Telangana Modifies Property Registration Rates

The Telangana state cabinet has officially implemented a major change to the official valuation of properties across all districts. The structural modifications to government land and building rates will become fully operational starting Friday, June 5.
This policy update follows detailed field surveys conducted across all one hundred and forty-four sub-registrar offices to analyze local real estate markets. The administration intends to bring official government valuations closer to actual open market transactional values.
State authorities organized the revised property values into a clear four-slab structure to maintain consistency. The price updates are categorized into explicit hikes of twenty-five percent, fifty percent, seventy-five percent, and one hundred percent based on regional development.
A vast majority of rural agricultural lands and developing towns will experience modest adjustments within the lower three percentage brackets. The highest upward adjustment of one hundred percent is strictly reserved for high-demand zones experiencing rapid industrial expansion.
Properties located immediately next to major highways, radial roads, and the Outer Ring Road will face the maximum tier of price revisions. Premium commercial and residential pockets such as Kokapet and Raidurg will see their official government valuation double.
To prevent an unfair financial burden on citizens, the state leadership actively intervened to set a strict maximum ceiling on the hikes. Although field reports indicated open market values were several times higher than official figures, a one hundred percent cap was enforced.

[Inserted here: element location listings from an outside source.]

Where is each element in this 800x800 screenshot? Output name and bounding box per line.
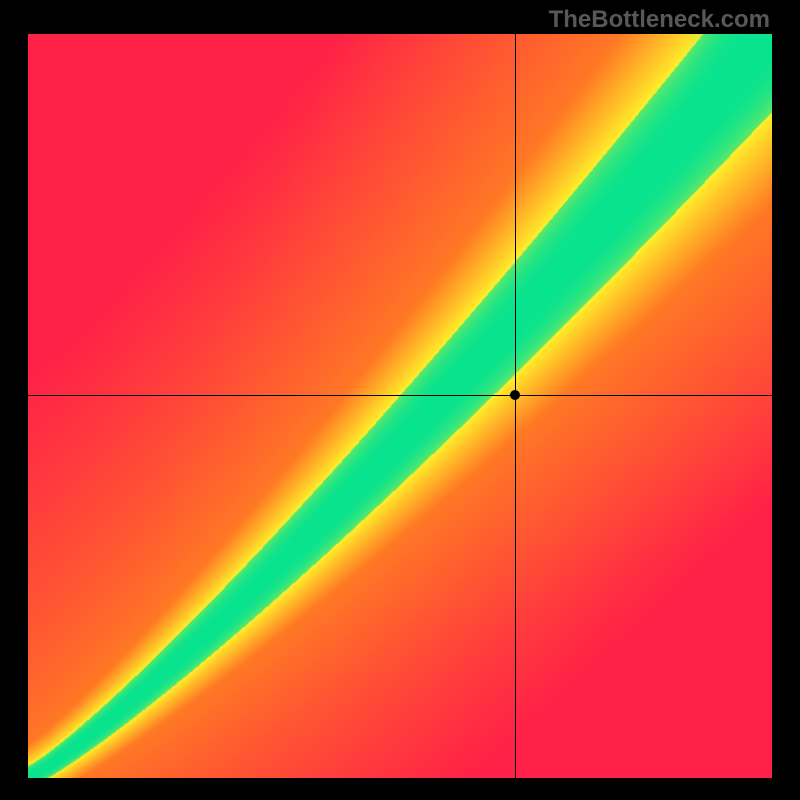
- crosshair-vertical: [515, 34, 516, 778]
- bottleneck-heatmap: [28, 34, 772, 778]
- crosshair-horizontal: [28, 395, 772, 396]
- watermark-text: TheBottleneck.com: [549, 6, 770, 34]
- crosshair-dot: [510, 390, 520, 400]
- chart-container: TheBottleneck.com: [0, 0, 800, 800]
- plot-area: [28, 34, 772, 778]
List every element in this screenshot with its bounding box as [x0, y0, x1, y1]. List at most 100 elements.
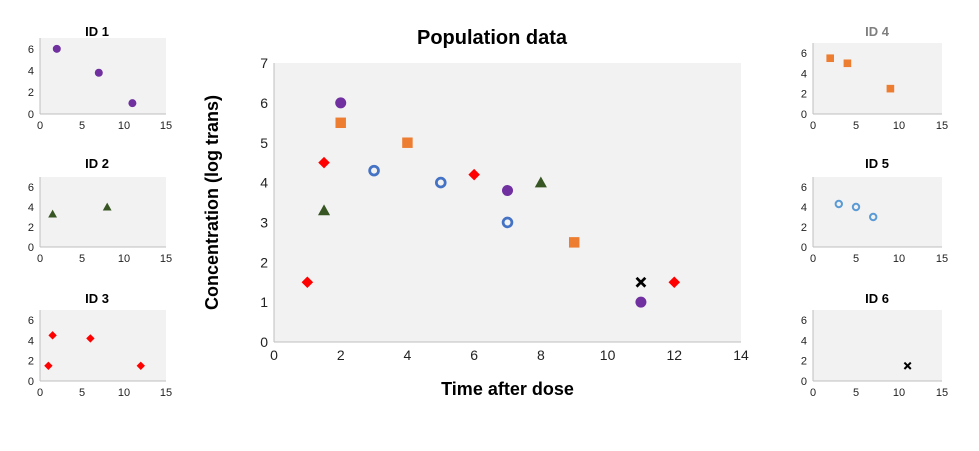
x-tick-label: 0 [810, 387, 816, 399]
x-tick-label: 15 [160, 120, 172, 132]
y-tick-label: 0 [801, 376, 807, 388]
y-tick-label: 5 [260, 135, 268, 151]
x-tick-label: 4 [404, 347, 412, 363]
y-tick-label: 0 [28, 109, 34, 121]
series-diamond [44, 331, 145, 370]
x-tick-label: 10 [118, 120, 130, 132]
y-tick-label: 0 [28, 376, 34, 388]
data-point [886, 84, 895, 93]
y-tick-label: 2 [28, 356, 34, 368]
x-tick-label: 10 [600, 347, 616, 363]
data-point [301, 276, 314, 288]
x-tick-label: 0 [37, 253, 43, 265]
y-tick-label: 0 [801, 242, 807, 254]
series-square [826, 54, 895, 93]
y-tick-label: 6 [28, 44, 34, 56]
plot-area [813, 177, 942, 247]
plot-area [813, 310, 942, 381]
x-tick-label: 2 [337, 347, 345, 363]
x-tick-label: 15 [936, 120, 948, 132]
x-tick-label: 10 [893, 387, 905, 399]
data-point [48, 331, 57, 340]
x-tick-label: 0 [810, 253, 816, 265]
chart-title: ID 6 [865, 291, 889, 306]
plot-area [813, 43, 942, 114]
series-triangle [48, 202, 112, 218]
x-tick-label: 5 [853, 120, 859, 132]
data-point [635, 276, 647, 288]
x-tick-label: 0 [37, 387, 43, 399]
data-point [869, 212, 878, 222]
chart-title: ID 5 [865, 156, 889, 171]
panel-id-5: 0 5 10 15 0 2 4 6 ID 5 [801, 156, 948, 265]
data-point [86, 334, 95, 343]
data-point [834, 199, 843, 209]
chart-title: ID 4 [865, 24, 890, 39]
series-id6 [635, 276, 647, 288]
data-point [851, 202, 861, 212]
chart-title: ID 1 [85, 24, 109, 39]
plot-area [40, 177, 166, 247]
x-tick-label: 5 [853, 387, 859, 399]
data-point [102, 202, 112, 211]
series-id5 [368, 164, 514, 229]
chart-title: ID 3 [85, 291, 109, 306]
panel-id-3: 0 5 10 15 0 2 4 6 ID 3 [28, 291, 172, 399]
x-tick-label: 5 [79, 387, 85, 399]
series-circle [52, 44, 137, 108]
plot-area [274, 63, 741, 342]
y-tick-label: 0 [801, 109, 807, 121]
data-point [136, 361, 145, 370]
data-point [52, 44, 61, 53]
data-point [94, 68, 103, 77]
x-tick-label: 10 [893, 120, 905, 132]
y-tick-label: 6 [28, 182, 34, 194]
y-tick-label: 2 [801, 356, 807, 368]
x-tick-label: 12 [666, 347, 682, 363]
y-tick-label: 2 [28, 222, 34, 234]
series-id1 [335, 97, 647, 308]
chart-title: ID 2 [85, 156, 109, 171]
data-point [501, 216, 514, 229]
x-tick-label: 6 [470, 347, 478, 363]
data-point [435, 176, 447, 189]
y-tick-label: 4 [28, 202, 34, 214]
series-id2 [317, 176, 547, 216]
y-tick-label: 6 [28, 315, 34, 327]
data-point [317, 204, 331, 216]
y-tick-label: 4 [801, 68, 807, 80]
plot-area [40, 310, 166, 381]
data-point [903, 361, 912, 370]
data-point [826, 54, 834, 63]
panel-id-6: 0 5 10 15 0 2 4 6 ID 6 [801, 291, 948, 399]
plot-area [40, 38, 166, 114]
data-point [568, 237, 580, 248]
x-tick-label: 0 [270, 347, 278, 363]
data-point [468, 168, 480, 181]
y-tick-label: 2 [801, 89, 807, 101]
y-tick-label: 4 [28, 66, 34, 78]
data-point [534, 176, 547, 188]
x-tick-label: 0 [37, 120, 43, 132]
series-id4 [335, 117, 580, 248]
x-tick-label: 0 [810, 120, 816, 132]
series-id3 [301, 156, 681, 288]
x-tick-label: 10 [893, 253, 905, 265]
y-tick-label: 4 [28, 335, 34, 347]
data-point [668, 276, 681, 288]
x-tick-label: 15 [160, 253, 172, 265]
x-tick-label: 5 [79, 253, 85, 265]
data-point [318, 156, 330, 169]
y-tick-label: 4 [801, 202, 807, 214]
y-tick-label: 6 [801, 48, 807, 60]
y-tick-label: 7 [260, 55, 268, 71]
y-tick-label: 6 [801, 315, 807, 327]
y-tick-label: 2 [28, 87, 34, 99]
y-tick-label: 0 [260, 334, 268, 350]
series-open-circle [834, 199, 878, 222]
y-tick-label: 2 [801, 222, 807, 234]
y-tick-label: 3 [260, 214, 268, 230]
y-tick-label: 1 [260, 294, 268, 310]
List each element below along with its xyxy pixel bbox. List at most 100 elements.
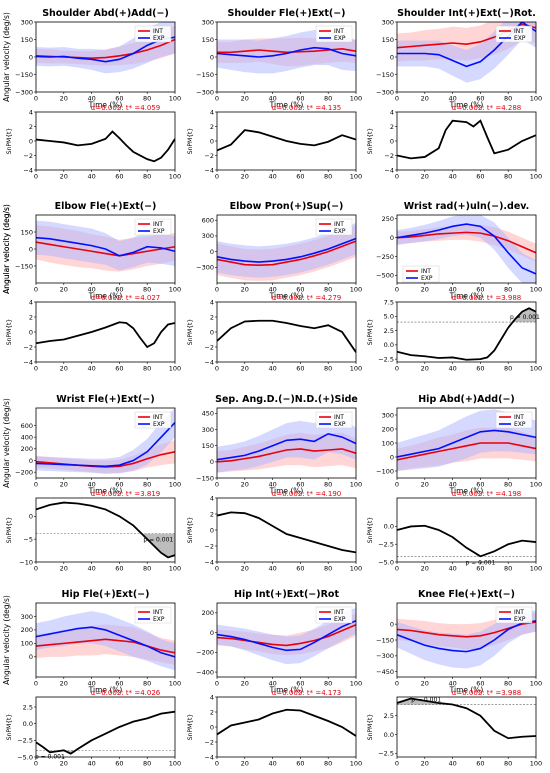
spm-x-tick-label: 80 — [143, 365, 151, 373]
alpha-label: α=0.002: t* =4.279 — [272, 294, 341, 302]
spm-axes-frame — [396, 696, 537, 758]
spm-x-tick-label: 60 — [476, 760, 484, 768]
spm-x-tick-label: 60 — [476, 565, 484, 573]
spm-y-axis-label: SnPM{t} — [367, 128, 374, 155]
spm-x-tick-label: 100 — [169, 365, 181, 373]
spm-y-tick-label: −2.5 — [17, 737, 33, 745]
x-axis-label: Time (%) — [449, 686, 484, 695]
x-tick-label: 0 — [395, 95, 399, 103]
spm-x-tick-label: 20 — [241, 365, 249, 373]
spm-y-tick-label: 2 — [210, 123, 214, 131]
spm-y-axis-label: SnPM{t} — [367, 714, 374, 741]
panel-title: Knee Fle(+)Ext(−) — [418, 589, 515, 600]
x-tick-label: 20 — [60, 680, 68, 688]
cluster-shade — [141, 533, 175, 558]
x-tick-label: 100 — [169, 286, 181, 294]
spm-y-tick-label: 0 — [210, 137, 214, 145]
spm-x-tick-label: 60 — [296, 760, 304, 768]
y-tick-label: 100 — [382, 439, 394, 447]
spm-x-tick-label: 80 — [324, 565, 332, 573]
alpha-label: α=0.002: t* =3.988 — [452, 689, 521, 697]
spm-y-tick-label: 4 — [210, 693, 214, 701]
y-tick-label: 150 — [202, 36, 214, 44]
y-axis-label: Angular velocity (deg/s) — [2, 204, 11, 294]
x-tick-label: 100 — [169, 95, 181, 103]
spm-y-tick-label: −2 — [23, 152, 33, 160]
x-tick-label: 0 — [395, 481, 399, 489]
x-tick-label: 60 — [115, 95, 123, 103]
panel-title: Hip Abd(+)Add(−) — [418, 394, 515, 405]
series-line-int — [36, 638, 175, 654]
x-tick-label: 80 — [143, 481, 151, 489]
x-tick-label: 60 — [296, 95, 304, 103]
y-tick-label: 150 — [21, 36, 33, 44]
y-tick-label: 150 — [382, 36, 394, 44]
legend-label-int: INT — [153, 28, 163, 35]
spm-y-axis-label: SnPM{t} — [187, 517, 194, 544]
legend-label-exp: EXP — [514, 616, 526, 623]
x-tick-label: 20 — [421, 95, 429, 103]
spm-y-tick-label: −2 — [204, 738, 214, 746]
series-line-int — [217, 240, 356, 267]
spm-y-tick-label: 0 — [210, 723, 214, 731]
spm-y-tick-label: 5.0 — [384, 313, 394, 321]
panel-title: Shoulder Abd(+)Add(−) — [42, 8, 169, 19]
x-tick-label: 40 — [448, 95, 456, 103]
x-tick-label: 80 — [143, 680, 151, 688]
y-axis-label: Angular velocity (deg/s) — [2, 398, 11, 488]
spm-y-tick-label: 4 — [29, 108, 33, 116]
legend-label-int: INT — [334, 609, 344, 616]
x-tick-label: 100 — [530, 481, 542, 489]
x-tick-label: 20 — [60, 95, 68, 103]
y-axis-label: Angular velocity (deg/s) — [2, 595, 11, 685]
spm-x-tick-label: 80 — [324, 760, 332, 768]
x-axis-label: Time (%) — [269, 292, 304, 301]
spm-x-tick-label: 0 — [395, 565, 399, 573]
y-tick-label: 300 — [202, 426, 214, 434]
spm-x-tick-label: 40 — [268, 565, 276, 573]
y-axis-label: Angular velocity (deg/s) — [2, 204, 11, 294]
y-tick-label: 0 — [210, 248, 214, 256]
x-tick-label: 100 — [530, 286, 542, 294]
spm-axes-frame — [216, 497, 357, 563]
legend-label-exp: EXP — [334, 616, 346, 623]
spm-x-tick-label: 80 — [324, 173, 332, 181]
spm-y-tick-label: 0.0 — [384, 341, 394, 349]
spm-x-tick-label: 40 — [448, 173, 456, 181]
spm-y-tick-label: −2 — [384, 152, 394, 160]
spm-y-tick-label: 0 — [29, 328, 33, 336]
spm-x-tick-label: 60 — [115, 365, 123, 373]
x-tick-label: 40 — [268, 481, 276, 489]
cluster-shade — [513, 308, 536, 323]
x-tick-label: 60 — [296, 481, 304, 489]
panel-title: Sep. Ang.D.(−)N.D.(+)Side — [215, 394, 358, 405]
legend-label-int: INT — [334, 28, 344, 35]
spm-x-tick-label: 0 — [34, 565, 38, 573]
spm-x-tick-label: 80 — [143, 565, 151, 573]
spm-y-tick-label: −2 — [204, 542, 214, 550]
y-tick-label: −300 — [15, 88, 33, 96]
x-tick-label: 60 — [115, 481, 123, 489]
series-line-int — [397, 231, 536, 254]
spm-y-tick-label: −4 — [204, 358, 214, 366]
band-exp — [36, 611, 175, 671]
spm-x-tick-label: 40 — [268, 760, 276, 768]
spm-y-tick-label: 2.5 — [384, 327, 394, 335]
spm-curve — [217, 129, 356, 152]
spm-x-tick-label: 40 — [87, 565, 95, 573]
spm-curve — [36, 130, 175, 163]
axes-frame — [216, 407, 357, 479]
spm-curve — [397, 524, 536, 558]
spm-y-tick-label: −4 — [23, 358, 33, 366]
x-tick-label: 20 — [241, 95, 249, 103]
series-line-int — [36, 241, 175, 257]
spm-x-tick-label: 40 — [87, 365, 95, 373]
x-tick-label: 100 — [169, 680, 181, 688]
panel-title: Elbow Fle(+)Ext(−) — [55, 201, 157, 212]
legend-label-exp: EXP — [334, 35, 346, 42]
x-axis-label: Time (%) — [269, 101, 304, 110]
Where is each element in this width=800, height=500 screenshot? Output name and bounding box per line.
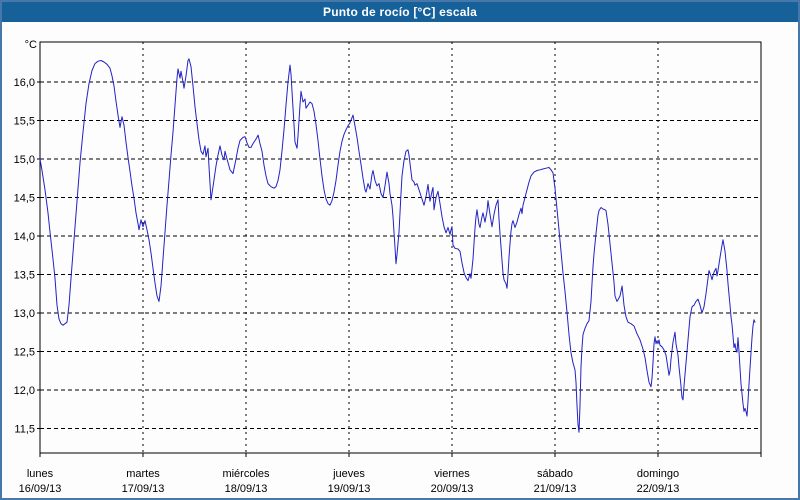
y-tick-label: 12,0: [14, 385, 35, 397]
y-tick-label: 14,0: [14, 231, 35, 243]
x-day-date: 16/09/13: [19, 483, 62, 495]
y-tick-label: 11,5: [14, 423, 35, 435]
x-day-name: martes: [126, 468, 160, 480]
x-day-date: 22/09/13: [637, 483, 680, 495]
titlebar: Punto de rocío [°C] escala: [2, 2, 798, 22]
plot-frame: [39, 41, 762, 454]
y-tick-label: 14,5: [14, 192, 35, 204]
window-title: Punto de rocío [°C] escala: [322, 5, 478, 19]
dewpoint-line: [39, 58, 756, 433]
x-day-date: 19/09/13: [328, 483, 371, 495]
x-day-name: miércoles: [222, 468, 270, 480]
x-day-name: lunes: [27, 468, 54, 480]
y-axis-unit-label: °C: [25, 39, 37, 51]
y-tick-label: 16,0: [14, 77, 35, 89]
x-day-date: 17/09/13: [122, 483, 165, 495]
x-day-date: 20/09/13: [431, 483, 474, 495]
x-day-name: sábado: [537, 468, 573, 480]
x-day-date: 18/09/13: [225, 483, 268, 495]
y-tick-label: 12,5: [14, 346, 35, 358]
y-tick-label: 13,0: [14, 308, 35, 320]
dewpoint-chart: 16,0 15,5 15,0 14,5 14,0 13,5 13,0 12,5 12,0 11,5…: [14, 39, 762, 495]
x-day-name: jueves: [332, 468, 365, 480]
x-day-name: viernes: [434, 468, 470, 480]
x-day-date: 21/09/13: [534, 483, 577, 495]
y-tick-label: 15,5: [14, 116, 35, 128]
x-day-name: domingo: [637, 468, 679, 480]
y-tick-label: 13,5: [14, 269, 35, 281]
y-tick-label: 15,0: [14, 154, 35, 166]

Beyond standard land pricing, the new rules bring uniform structural changes to the way multi-story apartments and residential flats are evaluated. The previous model where rates varied arbitrarily from floor to floor has been replaced with single base rates for identical locations.
The basic construction valuation costs for concrete and non-concrete structures have also been updated for the first time since the year twenty-one. This recalculation directly accounts for the sharp rise in raw material and labor expenses over the past five years.
Sub-registrar offices in urban zones reported an immediate increase in daily transactions as buyers rushed to complete deals under older rates. Long lines were observed at municipal registration desks prior to the official execution date of the new mandate.
Government representatives stated that the balanced model eliminates existing trade anomalies and improves systemic transparency in real estate transactions. The updated framework is expected to naturally increase revenue mobilization while supporting stable, long-term infrastructural growth.